Mate. She cannot be in the house let alone find a glass and trap it. But thanks 🤣
Love it! I think your wife and I would get on just fine! 🤣🤣
@@LADYRAEUK I think you actually would. Thanks Amanda and keep those observations coming
❤😃
@@LADYRAEUK My wife does not particularly like the non-venomous huntersman spiders only for one reason, because her brother would pick them up and roll them up in his hands and throw them at her when she was growing up. While visiting her parents one afternoon about fifteen plus years ago he did it right in front of me so quickly I didn’t have time to react and my wife was on the receiving end, and boy did she lay into him immediately after she deflected it, he was in his late thirties and still acting like a teenager. There are the most commonly filmed spider in Australia as everyone knows what there are and I don’t dislike them other than there are extremely fast moving so much that people think they jump. Example I notice one on my wrist of a flannelette shirt that I had on, and I had to look twice as four of the legs on one side of his body were not there, by the time my brain computated this and considered he wouldn’t move that fast he was at my neck, needless to say the shirts was ripped off and on the ground. The largest spider I’ve come close to in the wood pile next to my shed is a SE Queensland tarantula it’s abdomen is the size the hunters man legspan an two to three times the size of the James Bond size tarantula in the London Zoo I visited a year later, where I instructed the exhibitor of some thirty years how to treat spider bites as he didn’t know basic Australian scouting first aid. P.S I was treated at London Zoo for a phobia a few years before so was happy to return the courtesy. You will not guess what they got me to pet?

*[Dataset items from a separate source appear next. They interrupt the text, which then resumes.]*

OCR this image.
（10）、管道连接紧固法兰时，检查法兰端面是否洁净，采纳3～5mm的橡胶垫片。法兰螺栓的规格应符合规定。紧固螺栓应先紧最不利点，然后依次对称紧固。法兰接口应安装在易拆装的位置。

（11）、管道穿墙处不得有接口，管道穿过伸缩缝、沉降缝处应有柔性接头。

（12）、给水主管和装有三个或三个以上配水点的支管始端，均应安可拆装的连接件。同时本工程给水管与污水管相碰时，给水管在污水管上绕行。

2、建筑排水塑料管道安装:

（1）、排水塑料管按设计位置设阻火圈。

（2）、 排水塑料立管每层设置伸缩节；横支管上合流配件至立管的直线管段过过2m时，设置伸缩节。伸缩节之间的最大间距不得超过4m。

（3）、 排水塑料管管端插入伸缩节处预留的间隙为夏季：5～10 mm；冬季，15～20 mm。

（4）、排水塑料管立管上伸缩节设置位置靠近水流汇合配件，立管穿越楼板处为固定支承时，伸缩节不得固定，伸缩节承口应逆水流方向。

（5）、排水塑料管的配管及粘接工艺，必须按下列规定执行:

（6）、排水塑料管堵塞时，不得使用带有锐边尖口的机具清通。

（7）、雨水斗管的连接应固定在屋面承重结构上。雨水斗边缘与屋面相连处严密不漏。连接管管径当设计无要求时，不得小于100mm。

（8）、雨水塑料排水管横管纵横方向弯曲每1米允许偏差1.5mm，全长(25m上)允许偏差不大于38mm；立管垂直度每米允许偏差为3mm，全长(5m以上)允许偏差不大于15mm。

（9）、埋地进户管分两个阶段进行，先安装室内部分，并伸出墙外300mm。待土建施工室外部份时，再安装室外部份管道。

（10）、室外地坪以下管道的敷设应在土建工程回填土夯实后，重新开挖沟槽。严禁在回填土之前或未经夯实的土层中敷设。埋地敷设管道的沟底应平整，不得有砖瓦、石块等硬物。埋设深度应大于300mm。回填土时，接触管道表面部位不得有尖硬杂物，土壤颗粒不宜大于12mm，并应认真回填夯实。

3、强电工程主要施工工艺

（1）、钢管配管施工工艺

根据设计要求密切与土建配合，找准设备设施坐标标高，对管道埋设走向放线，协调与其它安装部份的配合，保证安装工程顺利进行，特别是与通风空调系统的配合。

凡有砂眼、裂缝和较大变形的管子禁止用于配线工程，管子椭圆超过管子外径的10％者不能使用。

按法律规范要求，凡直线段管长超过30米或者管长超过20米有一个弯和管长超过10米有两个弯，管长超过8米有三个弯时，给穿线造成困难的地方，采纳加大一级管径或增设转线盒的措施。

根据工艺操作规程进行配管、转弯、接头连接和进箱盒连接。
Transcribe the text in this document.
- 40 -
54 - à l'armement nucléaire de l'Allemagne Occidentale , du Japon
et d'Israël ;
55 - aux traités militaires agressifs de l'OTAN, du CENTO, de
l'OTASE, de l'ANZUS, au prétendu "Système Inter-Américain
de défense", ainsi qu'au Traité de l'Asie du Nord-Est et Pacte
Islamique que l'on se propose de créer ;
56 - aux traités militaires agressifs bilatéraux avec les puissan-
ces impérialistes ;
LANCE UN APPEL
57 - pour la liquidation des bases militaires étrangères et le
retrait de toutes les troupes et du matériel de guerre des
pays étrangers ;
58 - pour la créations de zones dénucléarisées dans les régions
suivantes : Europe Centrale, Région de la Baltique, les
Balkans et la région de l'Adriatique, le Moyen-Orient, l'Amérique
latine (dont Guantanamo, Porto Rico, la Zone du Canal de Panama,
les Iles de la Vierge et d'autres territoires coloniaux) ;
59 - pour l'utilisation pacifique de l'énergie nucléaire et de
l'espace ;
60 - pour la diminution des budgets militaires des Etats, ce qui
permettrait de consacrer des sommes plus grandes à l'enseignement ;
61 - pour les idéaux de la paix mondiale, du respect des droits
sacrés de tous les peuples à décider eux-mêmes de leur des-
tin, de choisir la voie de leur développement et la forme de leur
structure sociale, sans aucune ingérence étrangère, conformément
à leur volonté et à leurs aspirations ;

NSW in Oz
Couldn’t agree more Amanda, I love cooking but I have to Google American to English ingredient weights 🤦♂️
Roundabouts. Here in the USA I've seen one in Chattanooga TN and laughed my head off ( Perhaps unfairly ) at how bad American drivers are at getting in the right lane to take their exits.
Have a look for the worlds fastest shed.
Never used cheeky with Nandos. But even back in my day we called something cheeky. Cheeky pint usually. Never had lemon and sugar on a pancake either. I have heard of that but my family eat them with gravy or stew. Always savoury never sweet.
We can and do have every style of pancakes it depends on who is making them.
12:03 I would hate to think that the concept of Americans being thick and fluffy might be applied beyond the realm of pancakes.
Pancake races are a British custom that take place in many towns on Shrove Tuesday, Olney in Buckinghamshire is the most famous one, as for bacon on pancakes, sounds disgusting!, you are more likely to have a spider land on you in the garden than in the shed.
We are taking our first trip to England soon. Thanks for the fun educational series. I start the day with a laugh. Bye, bye now,see you, thanks, bye now, bye-bye.
Cheese and pickle sandwiches. Real double Gloucester.
2 meters of 2x4 inch timber.
A kilo of 3 inch nails.
Brits use centigrade for cold temperatures, Fahrenheit for hot ones.